I wrote this on one of my old blogs about a year ago, prior to the release of Ridley Scott's Prometheus:
Of the many variations on the design of the Alien, H. R. Giger's original is, to my mind, far and away the best, because it is the most alien of the lot. After the initial nightmarish creature, the design became ever more organic and insect-like (and slimy), as all subsequent films dwelt on the eusocial, hive-like qualities introduced in James Cameron's first sequel. But in doing so, they drifted away from what it was that was so unsettling about the Alien in the first place - the fact that it was NOT like anything we'd encountered before. The original was a triumph of ambiguity and perversity - here was a creature that seemed to be both animal and machine, rigid yet graceful, slow and yet capable of great speed, inhuman and yet so very, very human in such alarming ways. Its design incorporated elements suggestive of both male and female sexual organs; it was the very embodiment of rape and yet it also defied the usual categories of human sexuality, being neither male nor female.
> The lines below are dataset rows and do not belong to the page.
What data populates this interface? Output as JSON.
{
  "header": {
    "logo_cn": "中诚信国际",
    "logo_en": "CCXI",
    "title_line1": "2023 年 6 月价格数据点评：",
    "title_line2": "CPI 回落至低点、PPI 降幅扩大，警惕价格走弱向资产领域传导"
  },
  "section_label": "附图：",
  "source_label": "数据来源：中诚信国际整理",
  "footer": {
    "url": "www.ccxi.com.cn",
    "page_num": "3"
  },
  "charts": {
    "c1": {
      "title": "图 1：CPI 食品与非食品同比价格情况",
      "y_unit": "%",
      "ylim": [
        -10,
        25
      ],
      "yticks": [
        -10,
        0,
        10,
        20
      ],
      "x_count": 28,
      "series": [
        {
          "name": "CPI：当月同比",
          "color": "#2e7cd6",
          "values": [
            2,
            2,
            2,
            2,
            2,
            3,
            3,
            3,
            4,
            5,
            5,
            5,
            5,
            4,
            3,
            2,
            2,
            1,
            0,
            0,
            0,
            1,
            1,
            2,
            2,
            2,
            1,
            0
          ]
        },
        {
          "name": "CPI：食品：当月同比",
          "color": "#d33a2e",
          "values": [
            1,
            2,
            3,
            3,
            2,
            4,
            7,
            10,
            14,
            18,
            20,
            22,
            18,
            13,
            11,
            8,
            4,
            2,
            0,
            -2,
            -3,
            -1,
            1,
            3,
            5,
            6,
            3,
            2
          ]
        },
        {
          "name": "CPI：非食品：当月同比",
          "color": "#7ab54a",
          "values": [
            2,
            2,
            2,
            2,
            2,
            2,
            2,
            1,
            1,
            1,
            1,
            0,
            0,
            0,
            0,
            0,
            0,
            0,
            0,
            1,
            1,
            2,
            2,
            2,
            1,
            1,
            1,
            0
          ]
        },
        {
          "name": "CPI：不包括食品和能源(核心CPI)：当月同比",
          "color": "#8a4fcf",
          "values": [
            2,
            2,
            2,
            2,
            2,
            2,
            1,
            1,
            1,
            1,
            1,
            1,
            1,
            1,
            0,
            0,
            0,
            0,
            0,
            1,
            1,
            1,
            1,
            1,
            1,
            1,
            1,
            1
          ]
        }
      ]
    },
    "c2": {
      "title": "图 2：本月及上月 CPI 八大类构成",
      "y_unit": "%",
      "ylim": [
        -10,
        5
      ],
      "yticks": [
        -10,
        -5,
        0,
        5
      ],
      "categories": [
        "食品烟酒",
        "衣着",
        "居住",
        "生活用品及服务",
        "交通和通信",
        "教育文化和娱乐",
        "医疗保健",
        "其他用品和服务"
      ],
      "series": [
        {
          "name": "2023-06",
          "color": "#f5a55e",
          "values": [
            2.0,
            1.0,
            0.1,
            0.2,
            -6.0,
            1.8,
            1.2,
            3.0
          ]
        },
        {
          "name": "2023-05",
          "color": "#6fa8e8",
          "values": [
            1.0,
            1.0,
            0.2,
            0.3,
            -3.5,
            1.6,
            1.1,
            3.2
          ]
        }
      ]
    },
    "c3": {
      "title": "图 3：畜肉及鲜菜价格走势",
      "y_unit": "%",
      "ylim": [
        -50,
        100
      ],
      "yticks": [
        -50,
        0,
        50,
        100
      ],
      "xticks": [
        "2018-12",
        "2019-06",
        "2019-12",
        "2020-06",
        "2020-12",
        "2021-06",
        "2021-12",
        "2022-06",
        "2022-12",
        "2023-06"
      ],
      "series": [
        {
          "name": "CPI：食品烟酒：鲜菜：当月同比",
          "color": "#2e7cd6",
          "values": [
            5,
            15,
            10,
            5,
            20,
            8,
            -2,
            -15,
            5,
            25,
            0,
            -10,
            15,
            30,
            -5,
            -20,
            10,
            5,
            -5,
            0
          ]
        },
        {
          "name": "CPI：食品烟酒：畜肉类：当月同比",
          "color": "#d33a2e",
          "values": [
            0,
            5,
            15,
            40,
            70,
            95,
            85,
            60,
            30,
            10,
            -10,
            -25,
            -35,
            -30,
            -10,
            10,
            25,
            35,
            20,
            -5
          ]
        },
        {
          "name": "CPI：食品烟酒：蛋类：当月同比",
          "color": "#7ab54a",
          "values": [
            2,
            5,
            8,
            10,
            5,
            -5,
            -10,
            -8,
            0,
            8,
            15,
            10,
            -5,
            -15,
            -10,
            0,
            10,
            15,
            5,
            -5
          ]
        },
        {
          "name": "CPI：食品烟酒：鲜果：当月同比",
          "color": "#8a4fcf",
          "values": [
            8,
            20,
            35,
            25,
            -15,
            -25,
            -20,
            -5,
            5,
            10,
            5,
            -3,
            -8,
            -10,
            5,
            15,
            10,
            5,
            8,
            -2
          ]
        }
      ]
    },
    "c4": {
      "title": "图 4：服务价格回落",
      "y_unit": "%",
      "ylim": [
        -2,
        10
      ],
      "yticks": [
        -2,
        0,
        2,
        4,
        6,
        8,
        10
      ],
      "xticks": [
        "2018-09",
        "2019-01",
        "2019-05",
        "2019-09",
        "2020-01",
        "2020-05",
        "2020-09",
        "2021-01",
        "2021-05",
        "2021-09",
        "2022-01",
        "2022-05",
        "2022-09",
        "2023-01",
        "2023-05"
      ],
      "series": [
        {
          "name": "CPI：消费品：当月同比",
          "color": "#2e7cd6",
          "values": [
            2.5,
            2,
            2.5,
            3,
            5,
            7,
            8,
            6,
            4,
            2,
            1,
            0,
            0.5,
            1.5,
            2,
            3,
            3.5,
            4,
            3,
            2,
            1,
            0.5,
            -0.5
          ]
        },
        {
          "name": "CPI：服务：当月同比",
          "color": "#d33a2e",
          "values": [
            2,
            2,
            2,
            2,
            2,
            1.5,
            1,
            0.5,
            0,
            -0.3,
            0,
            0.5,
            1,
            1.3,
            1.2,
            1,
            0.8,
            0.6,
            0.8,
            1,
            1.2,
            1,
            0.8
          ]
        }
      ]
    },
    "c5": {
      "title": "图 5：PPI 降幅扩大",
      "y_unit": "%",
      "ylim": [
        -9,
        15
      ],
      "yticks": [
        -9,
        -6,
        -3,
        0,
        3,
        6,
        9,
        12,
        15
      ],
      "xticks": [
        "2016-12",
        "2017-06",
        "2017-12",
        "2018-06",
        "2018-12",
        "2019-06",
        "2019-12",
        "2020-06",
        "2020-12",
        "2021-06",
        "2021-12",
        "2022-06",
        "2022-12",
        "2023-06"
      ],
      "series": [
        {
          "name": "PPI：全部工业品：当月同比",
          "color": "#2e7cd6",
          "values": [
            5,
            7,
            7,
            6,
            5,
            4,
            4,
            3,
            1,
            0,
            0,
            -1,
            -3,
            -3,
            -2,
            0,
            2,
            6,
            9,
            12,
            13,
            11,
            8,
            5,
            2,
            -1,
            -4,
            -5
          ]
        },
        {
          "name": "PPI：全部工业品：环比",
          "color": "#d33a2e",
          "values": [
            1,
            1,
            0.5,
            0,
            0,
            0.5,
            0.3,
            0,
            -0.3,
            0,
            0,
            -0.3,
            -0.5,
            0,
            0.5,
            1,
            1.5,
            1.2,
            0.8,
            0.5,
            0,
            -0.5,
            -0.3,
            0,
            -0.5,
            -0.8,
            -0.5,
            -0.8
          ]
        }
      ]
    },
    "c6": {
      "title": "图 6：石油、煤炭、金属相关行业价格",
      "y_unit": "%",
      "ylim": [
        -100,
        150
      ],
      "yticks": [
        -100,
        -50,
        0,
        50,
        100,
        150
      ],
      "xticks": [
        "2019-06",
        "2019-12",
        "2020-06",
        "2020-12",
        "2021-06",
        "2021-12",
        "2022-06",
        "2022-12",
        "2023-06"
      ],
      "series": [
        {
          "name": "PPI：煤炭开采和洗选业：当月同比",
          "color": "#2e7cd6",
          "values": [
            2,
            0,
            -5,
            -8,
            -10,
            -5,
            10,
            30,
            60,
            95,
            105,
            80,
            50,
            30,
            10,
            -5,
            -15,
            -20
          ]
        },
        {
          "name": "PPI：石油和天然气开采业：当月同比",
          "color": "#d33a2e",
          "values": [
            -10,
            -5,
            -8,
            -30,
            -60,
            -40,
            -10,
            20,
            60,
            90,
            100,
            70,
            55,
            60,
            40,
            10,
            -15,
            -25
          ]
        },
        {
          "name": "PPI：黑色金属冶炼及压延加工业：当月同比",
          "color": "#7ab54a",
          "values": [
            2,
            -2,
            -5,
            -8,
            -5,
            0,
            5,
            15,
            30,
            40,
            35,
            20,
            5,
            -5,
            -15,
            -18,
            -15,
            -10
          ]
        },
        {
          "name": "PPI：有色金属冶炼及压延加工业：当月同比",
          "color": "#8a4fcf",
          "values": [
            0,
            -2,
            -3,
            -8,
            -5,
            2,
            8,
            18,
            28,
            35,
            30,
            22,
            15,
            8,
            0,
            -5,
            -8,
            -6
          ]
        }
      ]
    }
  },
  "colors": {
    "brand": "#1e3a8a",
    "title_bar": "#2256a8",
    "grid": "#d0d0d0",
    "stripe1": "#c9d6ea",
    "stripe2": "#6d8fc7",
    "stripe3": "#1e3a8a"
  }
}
Part of the problem is that, from the second film onward, the creature had a name of sorts. In the first film it was quite simply the Alien, an ambiguous name for an ambiguous and unknown thing. But in Aliens the creatures came to be known as Xenomorphs, meaning 'strange form' or 'alien creature', which arguably has much the same meaning but lacks the directness and uneasiness of the word 'alien' itself. Fans and spin-off media have gone even further, bestowing upon the creatures the scientific-sounding binomial classifications 'Linguafoeda Acheronsis' ('foul-tongue from Hell') or alternatively 'Internecivus Raptus' ('Murderous Thief'). It was inevitable that some of the mystery and thus the fascination of the creatures would be stripped away with greater exposure in sequels, part of the beasts's perverse allure was in its mysteriousness - it was only glimpsed briefly and to great effect in the original film.